Open document in Pages, and export as PDF?

I’m surely making a beginner’s error here, but I’m completely baffled by what should be easy.

I can open a DOCX file in Pages by opening the file’s alias, like this:

set tmpDocPath to (POSIX file (tmpPosix & "temporary.docx")) as string
set tmpDocAlias to tmpDocPath as alias
tell application "Pages"
open tmpDocAlias
delay 5
end tell

(The delay is in there because Pages takes time to convert a DOCX file.)

But I can’t figure out how to export the file as PDF. Everything I’ve tried produces error messages. I thought this should work, but it doesn’t:

xport document 1 to POSIX file "/Users/edward/Desktop/output.pdf" as PDF

The error is:

What obvious mistake am I making here?

My understanding is that the error message is inaccurate.
The problem is that Pages is unable to execute POSIX file “/Users/edward/Desktop/output.pdf”.

Try to use :

set tmpPosix to POSIX path of (path to desktop)
set tmpDocFile to (POSIX file (tmpPosix & "en intervention.pages")) # this object is accepted by Pages
set PDFFile to POSIX file (tmpPosix & "output.pdf") # this object is accepted by Pages

tell application "Pages"
	open tmpDocFile # I don't have a docx file available
	delay 5
	export document 1 to PDFFile as PDF
end tell

Yvan KOENIG running High Sierra 10.13.5 in French (VALLAURIS, France) samedi 16 juin 2018 17:59:34

Thank you, as always, Yvan.

I seem to have solved this, with your help. One oddity is that Pages seems to be unable to use a POSIX path to open a DOCX file in the temporary-items folder; I can only open it by specifying an alias.

The other oddity is that I seem to need to activate Pages before it will export a PDF. I’ll ask in another thread about running Pages invisibly.

That’s sandboxing in action. Sandboxed apps can’t do anything with paths – they need file objects like aliases.

As I am curious, I used LibreOffice to create a docx file.
Here is what I wrote which waits only the required time for the end of the opening process.

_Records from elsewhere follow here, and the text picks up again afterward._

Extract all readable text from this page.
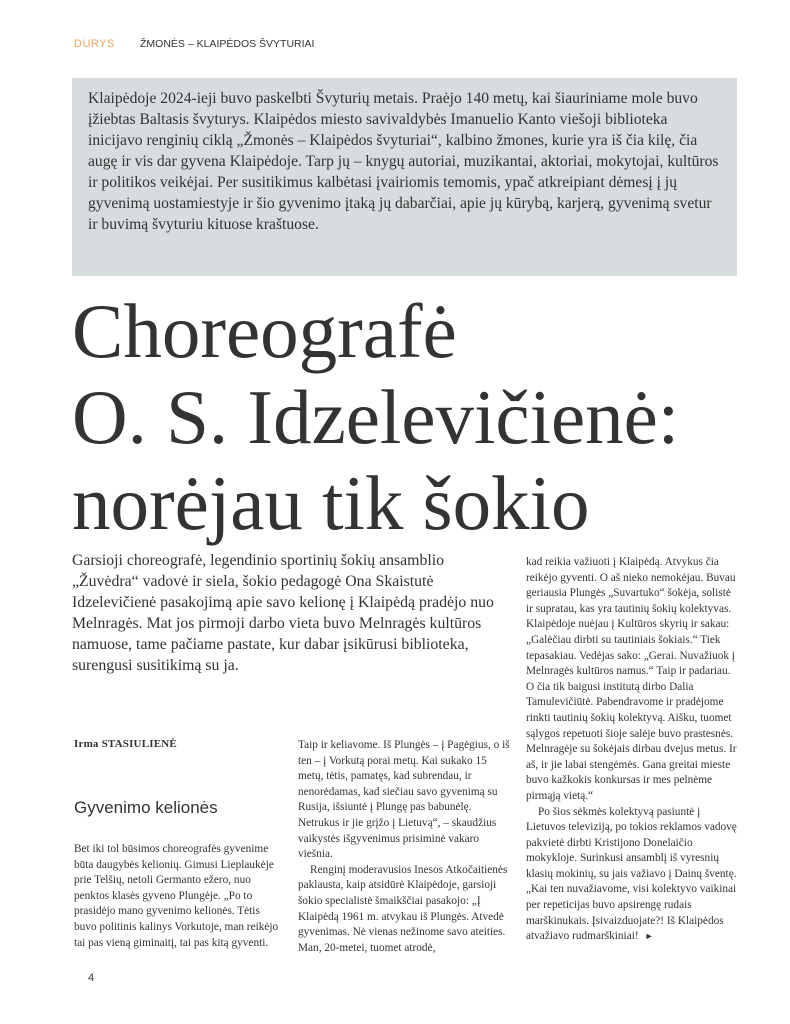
DURYS ŽMONĖS – KLAIPĖDOS ŠVYTURIAI

Klaipėdoje 2024-ieji buvo paskelbti Švyturių metais. Praėjo 140 metų, kai šiauriniame mole buvo įžiebtas Baltasis švyturys. Klaipėdos miesto savivaldybės Imanuelio Kanto viešoji biblioteka inicijavo renginių ciklą „Žmonės – Klaipėdos švyturiai“, kalbino žmones, kurie yra iš čia kilę, čia augę ir vis dar gyvena Klaipėdoje. Tarp jų – knygų autoriai, muzikantai, aktoriai, mokytojai, kultūros ir politikos veikėjai. Per susitikimus kalbėtasi įvairiomis temomis, ypač atkreipiant dėmesį į jų gyvenimą uostamiestyje ir šio gyvenimo įtaką jų dabarčiai, apie jų kūrybą, karjerą, gyvenimą svetur ir buvimą švyturiu kituose kraštuose.

Choreografė
O. S. Idzelevičienė:
norėjau tik šokio

Garsioji choreografė, legendinio sportinių šokių ansamblio „Žuvėdra“ vadovė ir siela, šokio pedagogė Ona Skaistutė Idzelevičienė pasakojimą apie savo kelionę į Klaipėdą pradėjo nuo Melnragės. Mat jos pirmoji darbo vieta buvo Melnragės kultūros namuose, tame pačiame pastate, kur dabar įsikūrusi biblioteka, surengusi susitikimą su ja.

Irma STASIULIENĖ
Gyvenimo kelionės

Bet iki tol būsimos choreografės gyvenime būta daugybės kelionių. Gimusi Lieplaukėje prie Telšių, netoli Germanto ežero, nuo penktos klasės gyveno Plungėje. „Po to prasidėjo mano gyvenimo kelionės. Tėtis buvo politinis kalinys Vorkutoje, man reikėjo tai pas vieną giminaitį, tai pas kitą gyventi.

Taip ir keliavome. Iš Plungės – į Pagėgius, o iš ten – į Vorkutą porai metų. Kai sukako 15 metų, tėtis, pamatęs, kad subrendau, ir nenorėdamas, kad siečiau savo gyvenimą su Rusija, išsiuntė į Plungę pas babunėlę. Netrukus ir jie grįžo į Lietuvą“, – skaudžius vaikystės išgyvenimus prisiminė vakaro viešnia.

Renginį moderavusios Inesos Atkočaitienės paklausta, kaip atsidūrė Klaipėdoje, garsioji šokio specialistė šmaikščiai pasakojo: „Į Klaipėdą 1961 m. atvykau iš Plungės. Atvedė gyvenimas. Nė vienas nežinome savo ateities. Man, 20-metei, tuomet atrodė,

kad reikia važiuoti į Klaipėdą. Atvykus čia reikėjo gyventi. O aš nieko nemokėjau. Buvau geriausia Plungės „Suvartuko“ šokėja, solistė ir supratau, kas yra tautinių šokių kolektyvas. Klaipėdoje nuėjau į Kultūros skyrių ir sakau: „Galėčiau dirbti su tautiniais šokiais.“ Tiek tepasakiau. Vedėjas sako: „Gerai. Nuvažiuok į Melnragės kultūros namus.“ Taip ir padariau. O čia tik baigusi institutą dirbo Dalia Tamulevičiūtė. Pabendravome ir pradėjome rinkti tautinių šokių kolektyvą. Aišku, tuomet sąlygos repetuoti šioje salėje buvo prastesnės. Melnragėje su šokėjais dirbau dvejus metus. Ir aš, ir jie labai stengėmės. Gana greitai mieste buvo kažkokis konkursas ir mes pelnėme pirmąją vietą.“

Po šios sėkmės kolektyvą pasiuntė į Lietuvos televiziją, po tokios reklamos vadovę pakvietė dirbti Kristijono Donelaičio mokykloje. Surinkusi ansamblį iš vyresnių klasių mokinių, su jais važiavo į Dainų šventę. „Kai ten nuvažiavome, visi kolektyvo vaikinai per repeticijas buvo apsirengę rudais marškinukais. Įsivaizduojate?! Iš Klaipėdos atvažiavo rudmarškiniai! ►

4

set fileName to "temporary.docx"
set tmpPosix to POSIX path of (path to desktop)
set tmpDocFile to (POSIX file (tmpPosix & fileName)) # this object is accepted by Pages
set PDFFile to POSIX file (tmpPosix & "output.pdf") # this object is accepted by Pages
set bareName to my supprime(fileName, {".docx", ".doc", ".txt", ".rtf"}) # remove the extension (with its dot) to get the name of the opened document
tell application "Pages"
	open tmpDocFile
	repeat # loop waiting until the document is really open
		if name of documents contains bareName then exit repeat
		delay 0.5
	end repeat
	export document 1 to PDFFile as PDF
end tell


#=====
(*
removes every occurences of d in text t
*)
on supprime(t, d)
	local oTIDs, l
	set {oTIDs, AppleScript's text item delimiters} to {AppleScript's text item delimiters, d}
	set l to text items of t
	set AppleScript's text item delimiters to ""
	set t to l as text
	set AppleScript's text item delimiters to oTIDs
	return t
end supprime

#=====

I guess that only Shane may give you a code which don’t need to activate Pages.
It would require the availability of an ASObjC command allowing us to extract the content of a docx file.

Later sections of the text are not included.